Когда зыбкий вальс мельтешащих ветвей, хоровое гудение моторов, свист не по-зимнему теплого ветра, блуждающие по окраинам предметного мира стихотворные строки, привкус, оставшийся во рту после наркотических грибочков, да еще свисающие с заснеженных деревьев лианы, похожие на мерзлые веревки, спутались в сплошную какофонию, грозящую разорвать сознание на куски, Стефана сняли с рейса и сдали в больницу на острове Мархен. Караванный врач умыл руки: Трансматериковой компании не нужны лишние трупы и лишние проблемы.
Стефан пытался протестовать, хотел объяснить им, что на Мархене его ждет погибель. Прямо пойдешь – будешь жить-поживать, налево пойдешь – свою погибель найдешь. Прямо по курсу Кордея, до нее три дня пути, а слева – захудалый островок с населением в десять-пятнадцать тысяч душ, и капитан каравана, посовещавшись с врачом, решил избавиться от занемогшего пассажира. Мол, через неделю мимо пройдет, в соответствии с графиком, следующий караван с Сансельбы, и тогда его заберут, если к тому времени он оклемается.
Лепатра могла бы за него заступиться, сказать, что нельзя ему на Мархен, но чокнутая ведьма то ли уже забыла о своем пророчестве, то ли не пожелала вмешиваться в развитие событий. Чокнутая, что с нее взять.
Невнятно лепечущего пациента уложили на носилки и вытащили из душного пассажирского фургона наружу. От восхитительно свежего воздуха закружилась голова. Не смей дышать, не смей смотреть, вздохнуть – и тут же умереть… Хорошо? Или опять мура, которую сегодня запишешь, а назавтра скомкаешь и выбросишь?
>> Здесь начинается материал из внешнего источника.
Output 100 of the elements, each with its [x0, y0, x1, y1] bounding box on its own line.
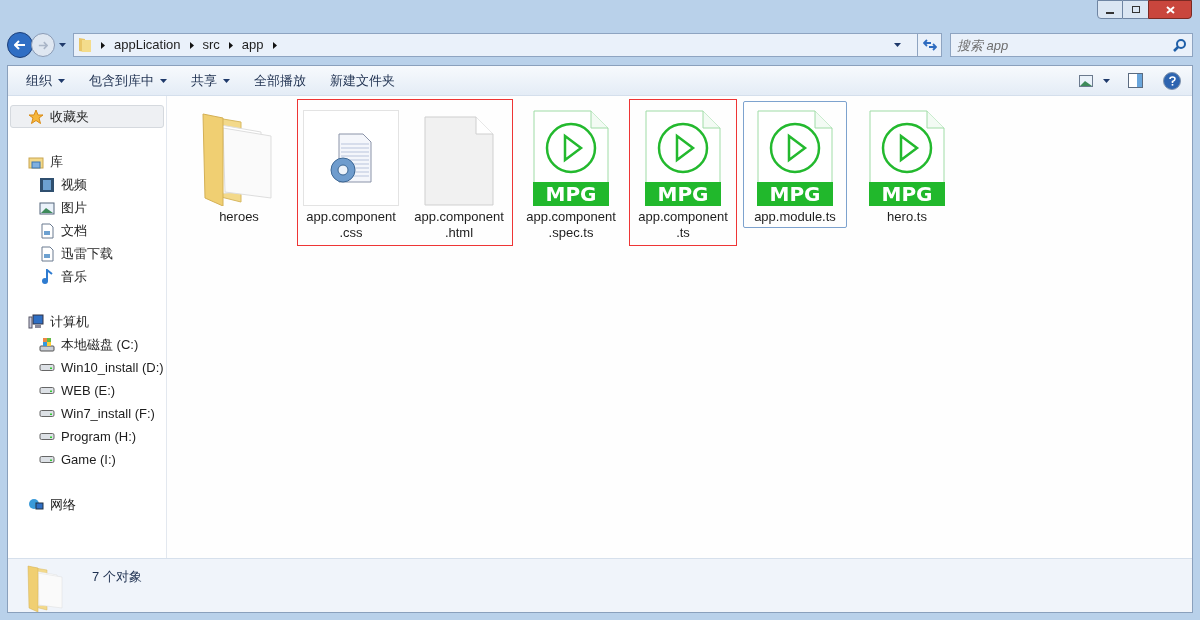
file-type-label: MPG: [757, 182, 833, 206]
system-drive-icon: [39, 336, 55, 353]
nav-item[interactable]: Win7_install (F:): [10, 402, 166, 425]
nav-label: 库: [50, 152, 63, 171]
arrow-left-icon: [14, 40, 26, 50]
nav-label: Win7_install (F:): [61, 404, 155, 423]
nav-item[interactable]: 本地磁盘 (C:): [10, 333, 166, 356]
file-item[interactable]: heroes: [187, 101, 291, 228]
nav-item[interactable]: Game (I:): [10, 448, 166, 471]
pane-icon: [1128, 73, 1143, 88]
play-file-icon: [757, 110, 833, 182]
nav-item[interactable]: 音乐: [10, 265, 166, 288]
video-icon: [39, 176, 55, 193]
folder-icon: [78, 37, 92, 53]
file-name: heroes: [218, 209, 260, 225]
chevron-right-icon: [272, 41, 277, 49]
toolbar-menu-button[interactable]: 共享: [184, 68, 237, 93]
file-item[interactable]: MPG hero.ts: [855, 101, 959, 228]
computer-icon: [28, 313, 44, 330]
toolbar-menu-button[interactable]: 全部播放: [247, 68, 313, 93]
nav-label: WEB (E:): [61, 381, 116, 400]
document-icon: [39, 222, 55, 239]
play-file-icon: [869, 110, 945, 182]
drive-icon: [39, 364, 55, 371]
dropdown-caret-icon: [58, 78, 65, 83]
address-bar[interactable]: appLication src app: [73, 33, 942, 57]
star-icon: [28, 108, 44, 125]
arrow-right-icon: [38, 40, 48, 50]
nav-label: 视频: [61, 175, 87, 194]
file-name: app.module.ts: [753, 209, 837, 225]
nav-label: 收藏夹: [50, 107, 89, 126]
chevron-right-icon: [189, 41, 194, 49]
document-icon: [39, 245, 55, 262]
play-file-icon: [533, 110, 609, 182]
toolbar-menu-button[interactable]: 组织: [19, 68, 72, 93]
dropdown-caret-icon: [223, 78, 230, 83]
file-name: app.component.html: [413, 209, 505, 241]
breadcrumb[interactable]: app: [241, 35, 264, 55]
file-item[interactable]: MPG app.component.ts: [631, 101, 735, 244]
file-name: hero.ts: [886, 209, 928, 225]
view-options-button[interactable]: [1079, 74, 1110, 87]
nav-item[interactable]: 收藏夹: [10, 105, 164, 128]
file-name: app.component.css: [305, 209, 397, 241]
nav-label: 文档: [61, 221, 87, 240]
help-button[interactable]: [1163, 71, 1181, 90]
nav-item[interactable]: Program (H:): [10, 425, 166, 448]
address-caret-icon: [894, 43, 901, 47]
music-icon: [39, 268, 55, 285]
item-count: 7 个对象: [92, 568, 142, 586]
file-item[interactable]: MPG app.module.ts: [743, 101, 847, 228]
nav-label: 迅雷下载: [61, 244, 113, 263]
nav-item[interactable]: 视频: [10, 173, 166, 196]
dropdown-caret-icon: [1103, 78, 1110, 83]
nav-label: 本地磁盘 (C:): [61, 335, 139, 354]
search-icon: [1173, 39, 1186, 52]
breadcrumb[interactable]: appLication: [114, 35, 181, 55]
file-type-label: MPG: [645, 182, 721, 206]
file-name: app.component.ts: [637, 209, 729, 241]
drive-icon: [39, 433, 55, 440]
drive-icon: [39, 410, 55, 417]
nav-item[interactable]: 图片: [10, 196, 166, 219]
nav-label: 音乐: [61, 267, 87, 286]
nav-label: Game (I:): [61, 450, 116, 469]
dropdown-caret-icon: [160, 78, 167, 83]
nav-label: 图片: [61, 198, 87, 217]
picture-icon: [39, 199, 55, 216]
minimize-button[interactable]: [1097, 0, 1123, 19]
maximize-button[interactable]: [1123, 0, 1148, 19]
preview-pane-button[interactable]: [1128, 73, 1143, 88]
settings-file-icon: [303, 110, 399, 206]
close-icon: [1165, 5, 1175, 14]
search-field[interactable]: 搜索 app: [950, 33, 1193, 57]
history-caret-icon: [59, 43, 66, 47]
nav-label: 网络: [50, 495, 76, 514]
nav-item[interactable]: 网络: [10, 493, 166, 516]
drive-icon: [39, 456, 55, 463]
refresh-icon: [922, 39, 937, 51]
question-mark-icon: [1168, 75, 1176, 86]
chevron-right-icon: [228, 41, 233, 49]
file-name: app.component.spec.ts: [525, 209, 617, 241]
back-button[interactable]: [7, 32, 33, 58]
toolbar-menu-button[interactable]: 新建文件夹: [323, 68, 402, 93]
file-type-label: MPG: [533, 182, 609, 206]
file-item[interactable]: app.component.html: [407, 101, 511, 244]
nav-item[interactable]: Win10_install (D:): [10, 356, 166, 379]
close-button[interactable]: [1148, 0, 1192, 19]
file-item[interactable]: app.component.css: [299, 101, 403, 244]
drive-icon: [39, 387, 55, 394]
breadcrumb[interactable]: src: [202, 35, 220, 55]
network-icon: [28, 496, 44, 513]
nav-item[interactable]: 库: [10, 150, 166, 173]
nav-label: Program (H:): [61, 427, 137, 446]
blank-file-icon: [424, 116, 494, 206]
play-file-icon: [645, 110, 721, 182]
nav-item[interactable]: 文档: [10, 219, 166, 242]
file-item[interactable]: MPG app.component.spec.ts: [519, 101, 623, 244]
nav-item[interactable]: WEB (E:): [10, 379, 166, 402]
nav-item[interactable]: 迅雷下载: [10, 242, 166, 265]
nav-item[interactable]: 计算机: [10, 310, 166, 333]
toolbar-menu-button[interactable]: 包含到库中: [82, 68, 174, 93]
Двое караванных грузчиков, меся шнурованными сапожищами истоптанный снег, понесли Стефана к береговым воротам. На периферии маячила рокочущая громада головной таран-машины с гусеницами в человеческий рост и наполовину выдвинутыми дисковыми пилами страшенных размеров. Сравнить неумолимый рок с таран-машиной? Не ново, кто-то уже сравнивал. Да поймите же, не надо ему на Мархен, он хочет доехать до Танхалы! Окружающие ничего не понимали. Облака, подгоняемые западным ветром, гуртом ползли в сторону Кордейского архипелага, и на этом плывущем сером фоне кружили всполошенные птицы. Стефан в последний раз попытался сказать, что не хочет здесь оставаться, и потерял сознание.
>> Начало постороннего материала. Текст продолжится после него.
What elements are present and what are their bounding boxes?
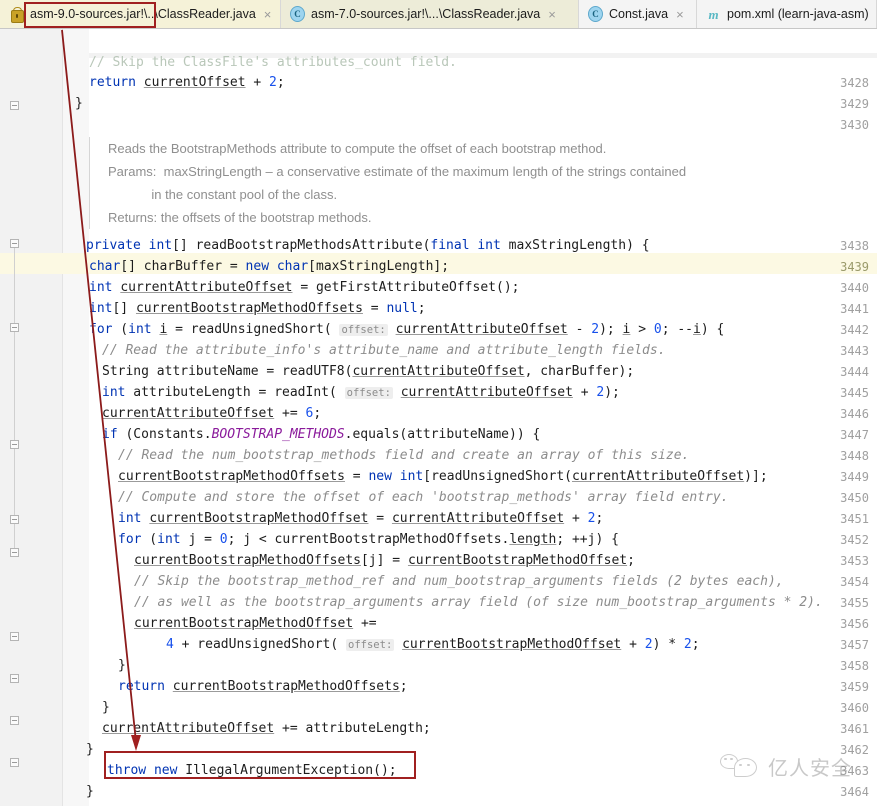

Очнулся в кровати с провисающей панцирной сеткой. Блекло-голубые стены, белая дверь. Пахло давно не стиранным бельем, лекарствами и супом. На соседнем койко-месте кто-то с перебинтованной головой лежал под капельницей, напротив старик с одутловатым лицом хлебал из тарелки с такими шумовыми эффектами, словно озвучивал для театральной постановки свиноферму в час кормежки. Четвертая кровать пустовала, из постельных принадлежностей там был только полосатый матрас в желтых пятнах.